Wildfire Liability and the Federal Government: A Double-Edged Sword

Charles H. Oldham.

Wildland-Urban Interface (“WUI”) represents a growing phenomenon where urban population areas are encroaching upon America’s wildlands, which are defined as natural environments on Earth that have not been significantly modified by civilized human activity. In 2008, there were approximately 115 million single-family homes in the U.S., and roughly 40% of those homes were located in a WUI area. Americans built approximately 17 million new homes between 1990 and 2008, and 10 million of those homes were built in or around a WUI area. As a natural consequence of the growing WUI, the number of structures destroyed by wildfire per year has almost tripled since the 1990s. Moreover, “[b]etween 1990 and 2013, wildfires claimed an average of 18 lives per year, but in 2013 the death toll spiked to 34.” In 2015, it is expected that wildfire losses will exceed $1.75 billion.

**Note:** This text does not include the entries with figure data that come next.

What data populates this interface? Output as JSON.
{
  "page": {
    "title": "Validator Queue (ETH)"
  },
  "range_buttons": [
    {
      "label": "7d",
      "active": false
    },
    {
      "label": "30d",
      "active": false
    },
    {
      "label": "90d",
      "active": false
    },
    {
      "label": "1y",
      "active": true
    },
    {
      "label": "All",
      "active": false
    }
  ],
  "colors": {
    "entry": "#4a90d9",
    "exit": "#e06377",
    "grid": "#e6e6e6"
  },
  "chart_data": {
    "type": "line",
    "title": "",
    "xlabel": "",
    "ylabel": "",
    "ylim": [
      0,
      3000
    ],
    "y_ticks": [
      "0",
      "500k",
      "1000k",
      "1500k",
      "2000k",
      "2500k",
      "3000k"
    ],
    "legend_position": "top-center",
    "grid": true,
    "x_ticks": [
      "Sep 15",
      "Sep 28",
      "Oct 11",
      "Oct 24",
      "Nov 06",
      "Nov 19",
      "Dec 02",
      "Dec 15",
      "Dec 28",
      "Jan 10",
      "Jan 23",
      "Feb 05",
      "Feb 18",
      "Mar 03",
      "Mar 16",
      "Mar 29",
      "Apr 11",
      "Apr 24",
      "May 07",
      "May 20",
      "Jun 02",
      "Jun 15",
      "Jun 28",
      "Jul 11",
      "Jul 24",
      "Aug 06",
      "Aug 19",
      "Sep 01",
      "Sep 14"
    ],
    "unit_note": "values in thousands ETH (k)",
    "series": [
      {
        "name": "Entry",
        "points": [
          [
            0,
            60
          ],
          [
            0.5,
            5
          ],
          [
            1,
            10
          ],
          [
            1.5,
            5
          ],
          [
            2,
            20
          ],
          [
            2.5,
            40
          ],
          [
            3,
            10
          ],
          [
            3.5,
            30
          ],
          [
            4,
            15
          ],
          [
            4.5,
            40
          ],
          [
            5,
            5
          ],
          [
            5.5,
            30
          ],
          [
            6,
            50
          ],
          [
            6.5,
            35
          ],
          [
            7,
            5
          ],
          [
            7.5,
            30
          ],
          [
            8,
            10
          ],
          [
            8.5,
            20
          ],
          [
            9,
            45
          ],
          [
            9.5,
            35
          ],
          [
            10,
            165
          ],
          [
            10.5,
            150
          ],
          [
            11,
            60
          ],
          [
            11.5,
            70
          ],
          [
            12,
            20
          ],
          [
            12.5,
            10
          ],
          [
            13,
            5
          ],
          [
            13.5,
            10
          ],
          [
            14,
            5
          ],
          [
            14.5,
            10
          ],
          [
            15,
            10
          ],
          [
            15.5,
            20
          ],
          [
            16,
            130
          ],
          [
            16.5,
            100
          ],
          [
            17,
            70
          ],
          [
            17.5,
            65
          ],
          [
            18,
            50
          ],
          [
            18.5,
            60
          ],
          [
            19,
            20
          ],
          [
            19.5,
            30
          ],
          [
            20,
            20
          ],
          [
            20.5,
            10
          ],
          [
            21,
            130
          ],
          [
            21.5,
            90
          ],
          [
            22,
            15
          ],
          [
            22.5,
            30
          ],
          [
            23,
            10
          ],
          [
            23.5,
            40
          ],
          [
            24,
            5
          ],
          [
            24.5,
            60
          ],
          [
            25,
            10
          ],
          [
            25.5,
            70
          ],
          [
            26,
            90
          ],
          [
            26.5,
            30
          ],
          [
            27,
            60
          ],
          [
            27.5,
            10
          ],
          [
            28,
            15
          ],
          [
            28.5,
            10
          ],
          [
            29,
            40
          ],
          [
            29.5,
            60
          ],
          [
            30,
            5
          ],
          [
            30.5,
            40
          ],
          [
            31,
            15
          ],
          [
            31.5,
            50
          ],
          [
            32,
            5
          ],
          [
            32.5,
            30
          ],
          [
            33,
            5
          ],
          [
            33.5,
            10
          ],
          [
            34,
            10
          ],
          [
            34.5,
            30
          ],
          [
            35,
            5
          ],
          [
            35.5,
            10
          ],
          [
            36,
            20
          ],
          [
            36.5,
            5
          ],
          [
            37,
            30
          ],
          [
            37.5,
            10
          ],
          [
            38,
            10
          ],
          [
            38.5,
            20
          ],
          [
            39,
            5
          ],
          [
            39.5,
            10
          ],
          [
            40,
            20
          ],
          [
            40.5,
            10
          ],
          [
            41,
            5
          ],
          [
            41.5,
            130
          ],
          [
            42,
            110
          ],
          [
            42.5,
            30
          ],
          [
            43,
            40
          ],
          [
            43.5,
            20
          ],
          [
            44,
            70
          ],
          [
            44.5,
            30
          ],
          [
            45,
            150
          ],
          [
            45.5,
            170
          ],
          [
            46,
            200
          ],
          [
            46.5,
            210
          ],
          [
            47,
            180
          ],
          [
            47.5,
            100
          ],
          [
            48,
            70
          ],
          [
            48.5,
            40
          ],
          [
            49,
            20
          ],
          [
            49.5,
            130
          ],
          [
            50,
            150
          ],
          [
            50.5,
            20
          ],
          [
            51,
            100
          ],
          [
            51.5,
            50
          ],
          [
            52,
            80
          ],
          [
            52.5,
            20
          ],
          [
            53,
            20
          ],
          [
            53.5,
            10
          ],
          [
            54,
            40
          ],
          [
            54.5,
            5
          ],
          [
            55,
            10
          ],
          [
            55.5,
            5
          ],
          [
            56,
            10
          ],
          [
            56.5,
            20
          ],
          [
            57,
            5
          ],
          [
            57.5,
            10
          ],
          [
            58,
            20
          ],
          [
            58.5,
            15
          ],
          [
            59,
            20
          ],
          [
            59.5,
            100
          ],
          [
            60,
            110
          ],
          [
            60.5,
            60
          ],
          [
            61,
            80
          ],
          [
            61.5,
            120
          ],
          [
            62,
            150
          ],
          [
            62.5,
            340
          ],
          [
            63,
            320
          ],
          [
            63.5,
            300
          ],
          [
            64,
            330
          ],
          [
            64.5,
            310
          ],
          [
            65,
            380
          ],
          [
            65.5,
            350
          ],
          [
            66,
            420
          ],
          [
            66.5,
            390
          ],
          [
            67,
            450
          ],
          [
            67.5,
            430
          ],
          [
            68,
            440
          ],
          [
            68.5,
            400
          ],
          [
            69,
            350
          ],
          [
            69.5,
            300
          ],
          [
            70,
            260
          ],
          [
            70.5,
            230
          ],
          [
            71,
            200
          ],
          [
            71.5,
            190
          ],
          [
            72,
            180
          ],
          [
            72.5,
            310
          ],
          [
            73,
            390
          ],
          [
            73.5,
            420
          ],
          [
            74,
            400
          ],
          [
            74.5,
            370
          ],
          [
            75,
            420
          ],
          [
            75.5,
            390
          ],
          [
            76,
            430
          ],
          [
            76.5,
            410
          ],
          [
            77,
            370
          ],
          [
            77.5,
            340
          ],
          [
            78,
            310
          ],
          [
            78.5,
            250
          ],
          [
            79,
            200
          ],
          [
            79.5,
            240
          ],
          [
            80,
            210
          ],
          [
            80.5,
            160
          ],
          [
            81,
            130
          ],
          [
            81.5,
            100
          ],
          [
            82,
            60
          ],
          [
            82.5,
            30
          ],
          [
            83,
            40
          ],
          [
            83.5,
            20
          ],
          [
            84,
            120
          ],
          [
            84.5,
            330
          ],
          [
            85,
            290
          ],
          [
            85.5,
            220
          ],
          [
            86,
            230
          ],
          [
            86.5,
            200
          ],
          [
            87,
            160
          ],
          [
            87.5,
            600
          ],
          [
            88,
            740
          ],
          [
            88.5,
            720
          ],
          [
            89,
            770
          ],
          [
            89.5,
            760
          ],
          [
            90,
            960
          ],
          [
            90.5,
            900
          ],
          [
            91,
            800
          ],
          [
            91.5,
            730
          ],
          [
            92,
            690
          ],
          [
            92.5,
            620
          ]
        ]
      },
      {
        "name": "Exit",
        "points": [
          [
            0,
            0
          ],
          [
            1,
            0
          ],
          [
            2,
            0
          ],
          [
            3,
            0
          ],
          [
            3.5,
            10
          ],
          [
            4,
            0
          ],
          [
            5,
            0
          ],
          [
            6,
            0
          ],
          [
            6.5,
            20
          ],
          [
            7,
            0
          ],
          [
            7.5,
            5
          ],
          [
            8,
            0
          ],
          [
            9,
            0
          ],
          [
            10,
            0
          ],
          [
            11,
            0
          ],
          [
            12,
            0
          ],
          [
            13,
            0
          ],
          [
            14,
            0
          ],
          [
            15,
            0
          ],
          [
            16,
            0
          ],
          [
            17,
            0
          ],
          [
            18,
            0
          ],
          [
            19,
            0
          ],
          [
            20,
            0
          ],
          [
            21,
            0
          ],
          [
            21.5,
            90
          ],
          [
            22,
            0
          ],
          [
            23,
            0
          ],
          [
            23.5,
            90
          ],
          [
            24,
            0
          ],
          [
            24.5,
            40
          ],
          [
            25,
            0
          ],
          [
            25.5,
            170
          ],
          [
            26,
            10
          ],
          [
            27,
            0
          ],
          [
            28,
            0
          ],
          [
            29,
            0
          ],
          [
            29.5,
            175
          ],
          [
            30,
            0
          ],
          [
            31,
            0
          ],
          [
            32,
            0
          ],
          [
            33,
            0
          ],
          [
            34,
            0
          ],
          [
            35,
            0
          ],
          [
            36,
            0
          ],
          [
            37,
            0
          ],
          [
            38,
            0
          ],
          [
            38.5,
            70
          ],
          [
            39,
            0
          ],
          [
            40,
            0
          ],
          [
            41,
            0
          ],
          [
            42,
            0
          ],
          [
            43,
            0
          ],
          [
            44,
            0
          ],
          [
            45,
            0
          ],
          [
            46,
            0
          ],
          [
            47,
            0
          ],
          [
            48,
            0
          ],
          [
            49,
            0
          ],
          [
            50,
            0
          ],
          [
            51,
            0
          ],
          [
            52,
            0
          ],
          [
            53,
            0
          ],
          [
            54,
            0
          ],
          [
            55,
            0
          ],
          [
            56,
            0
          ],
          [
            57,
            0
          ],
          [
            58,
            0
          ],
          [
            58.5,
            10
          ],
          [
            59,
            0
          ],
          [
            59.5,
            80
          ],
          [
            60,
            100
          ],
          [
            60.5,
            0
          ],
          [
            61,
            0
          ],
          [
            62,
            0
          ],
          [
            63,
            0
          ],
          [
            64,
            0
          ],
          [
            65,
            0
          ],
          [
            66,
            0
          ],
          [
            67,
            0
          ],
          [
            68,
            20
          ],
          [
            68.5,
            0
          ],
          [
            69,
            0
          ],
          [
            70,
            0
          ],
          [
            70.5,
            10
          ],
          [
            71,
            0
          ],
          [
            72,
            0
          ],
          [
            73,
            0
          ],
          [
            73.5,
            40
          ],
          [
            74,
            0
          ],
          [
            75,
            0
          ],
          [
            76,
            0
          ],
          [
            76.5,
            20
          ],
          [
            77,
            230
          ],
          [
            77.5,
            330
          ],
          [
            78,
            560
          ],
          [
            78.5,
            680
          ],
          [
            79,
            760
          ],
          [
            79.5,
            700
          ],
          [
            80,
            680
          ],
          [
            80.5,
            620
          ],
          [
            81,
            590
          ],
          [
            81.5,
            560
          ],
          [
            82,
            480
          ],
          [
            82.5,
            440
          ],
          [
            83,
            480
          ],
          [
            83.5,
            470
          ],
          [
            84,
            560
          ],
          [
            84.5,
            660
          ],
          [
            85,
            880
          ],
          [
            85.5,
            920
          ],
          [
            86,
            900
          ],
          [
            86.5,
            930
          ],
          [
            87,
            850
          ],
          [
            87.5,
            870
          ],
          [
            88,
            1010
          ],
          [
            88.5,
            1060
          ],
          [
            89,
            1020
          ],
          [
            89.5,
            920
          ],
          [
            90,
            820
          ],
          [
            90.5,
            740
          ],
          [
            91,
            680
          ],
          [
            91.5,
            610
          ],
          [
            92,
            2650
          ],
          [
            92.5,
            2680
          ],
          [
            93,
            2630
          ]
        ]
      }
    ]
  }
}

The growing Wildland-Urban Interface, with the attendant increase in wildfires, comes with a broad spectrum of consequences. For example, as discussed below, the federal government has seen an increase in the number of and the amount of claims for damages resulting from wildfires on federal land. This liability can emanate from such events as uncontrolled burns, forest thinning policies, and accidental fires. Indeed, as a result of the increased number of wildfires affecting urban areas, claims that once would have settled are being fully litigated because they have become so expensive. The federal government, on the other hand, is also contributing to the growth in liability for wildfires. Not only has the federal government increased its efforts to hold parties civilly liable for damage to federal lands caused by wildfires, it has also sought to impose criminal liability on those fighting the fires.